A group of us decided to take advantage of a day trip that would take us to a sampling of Mexico and the Mayan culture. First was an epic visit to Coba. Built between two lakes during 600 – 900 A.D., Coba’s main pyramid Nohoch Mul (meaning ‘large hill’) is the highest on the Yucatan Peninsula at 138 feet tall (42 meters). Of the estimated 6,000 ancient structures only a few are restored and uncovered.
We unloaded from the shuttle bus and were immediately moist from the humidity, what a difference the ocean made to the temperature. Welcome to the interior of Mexico! Sticky but excited we headed into the forest and down the trails as our guide introduced us to some of Coba’s ancient life. From stele (which are large stone slabs with drawings and Mayan glyphs on them), one dating back to 780 A.D. to ballgame courts, not unlike a Roman sports complex. Then it was the long, hot and humid trek along the white road (also known as a sacbe – roads constructed by the Maya for travel and commerce) towards Nohoch Mul. Many people opted for a rickshaw type of transport but I wanted to walk the path as many Mayan’s had before me.
Like when I was walking along the cobblestones around the Coliseum in Rome, here at Coba walking the white road I could feel the energy of people past, the thrum of life that once was. Along the path, amongst the forest were more ancient structures and trees growing out of rocks, birds, lizards and beautiful bromeliads. After a slow trek I arrived in the shadow of Nohoch Mul. I’ve seen ancient buildings in Italy and Stonehenge in England but nothing compared to seeing this massive pyramid standing in the middle of the rainforest. We all looked like termites scurrying around a large termite mound. I was awestruck!
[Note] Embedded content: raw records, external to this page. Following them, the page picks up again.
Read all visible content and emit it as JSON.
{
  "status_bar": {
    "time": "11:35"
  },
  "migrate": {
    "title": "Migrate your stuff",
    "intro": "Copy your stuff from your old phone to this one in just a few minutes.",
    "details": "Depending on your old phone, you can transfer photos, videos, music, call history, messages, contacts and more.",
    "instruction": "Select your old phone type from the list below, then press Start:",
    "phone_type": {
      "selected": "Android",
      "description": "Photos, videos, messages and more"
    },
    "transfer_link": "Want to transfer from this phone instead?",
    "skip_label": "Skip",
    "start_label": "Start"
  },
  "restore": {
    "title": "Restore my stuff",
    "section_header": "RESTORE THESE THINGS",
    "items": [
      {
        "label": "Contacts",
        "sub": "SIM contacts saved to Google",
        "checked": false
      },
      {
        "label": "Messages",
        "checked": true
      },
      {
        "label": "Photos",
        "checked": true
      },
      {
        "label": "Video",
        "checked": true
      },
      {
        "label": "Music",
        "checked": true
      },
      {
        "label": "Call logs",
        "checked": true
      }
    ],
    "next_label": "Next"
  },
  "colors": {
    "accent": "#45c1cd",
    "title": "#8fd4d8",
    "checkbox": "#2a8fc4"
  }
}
Though sadly my fear of heights and vertigo kept me grounded I watched as some of my friends climbed it’s steep stairs towards the magical vista the summit offered.
Next on the agenda was a cenote. Wikipedia describes a cenote as “a deep natural pit resulting from the collapse of limestone bedrock that exposes groundwater underneath.” They were sometimes used by the ancient Mayans for sacrificial offerings. What it offered us was a refreshing coolness, a great way to recharge after the heat and humidity from above. We entered through what looked like an old well and walked down the steps into an eerie peaceful oasis. There was a small hole above that allowed some light into the cave and played off the stone walls and hanging tree roots. The water was crystal clear. It felt like it was a scene out of Journey to the Center of the Earth.
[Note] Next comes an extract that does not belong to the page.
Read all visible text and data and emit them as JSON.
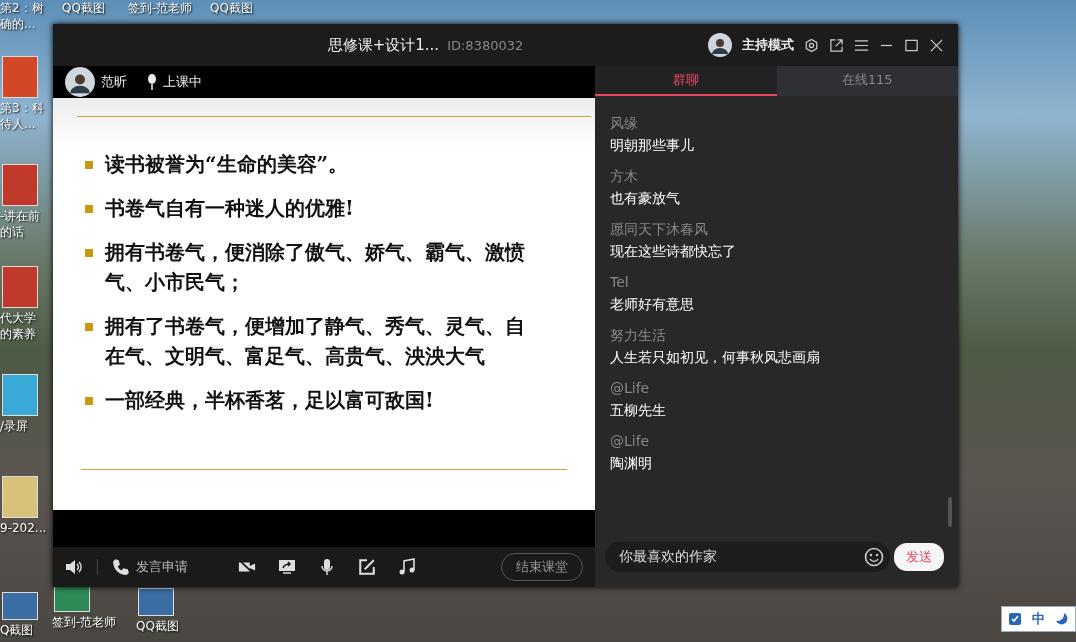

After an authentic Mexican lunch across from a small lake where hundreds of butterflies fluttered and various birds perched we headed to our last stop at a Mayan Village. Off a dirt road we awkwardly entered a family’s yard. I felt intrigued but sad and strange to be walking around where they called home, but through our tour they are given money – at least that’s something. There were a few huts and one large one where the mother made crafts as well as a traditional type of pita bread. It was here that I first spotted the family’s pet black spider monkey – though not in the traditional scenes of pet – it wasn’t wearing a ridiculous outfit or chained or caged, it had free rein. While we scattered around the village the monkey hung out in the trees watching us. There were numerous other local wildlife that were kept in the village such as a pair of playful coatis, a stunning toucan and a family of peccary (of the wild pig family) that even had wee little babies scampering around. It was cute to see the children following us around, curious, and all came to the entrance to see us off. It was a good reminder of how different family life can be for others in different countries.
I had a fantastic time in Mexico, being witness to different cultures, seeing its wildlife and wild spaces like Coba and even taking relaxing walks along the beach towards Akumal, passing the picturesque anchored boats in the shallows. I felt safe. I felt content and I felt at one with the World.
Did the safety of a place, like Mexico, ever scare you away from travelling there?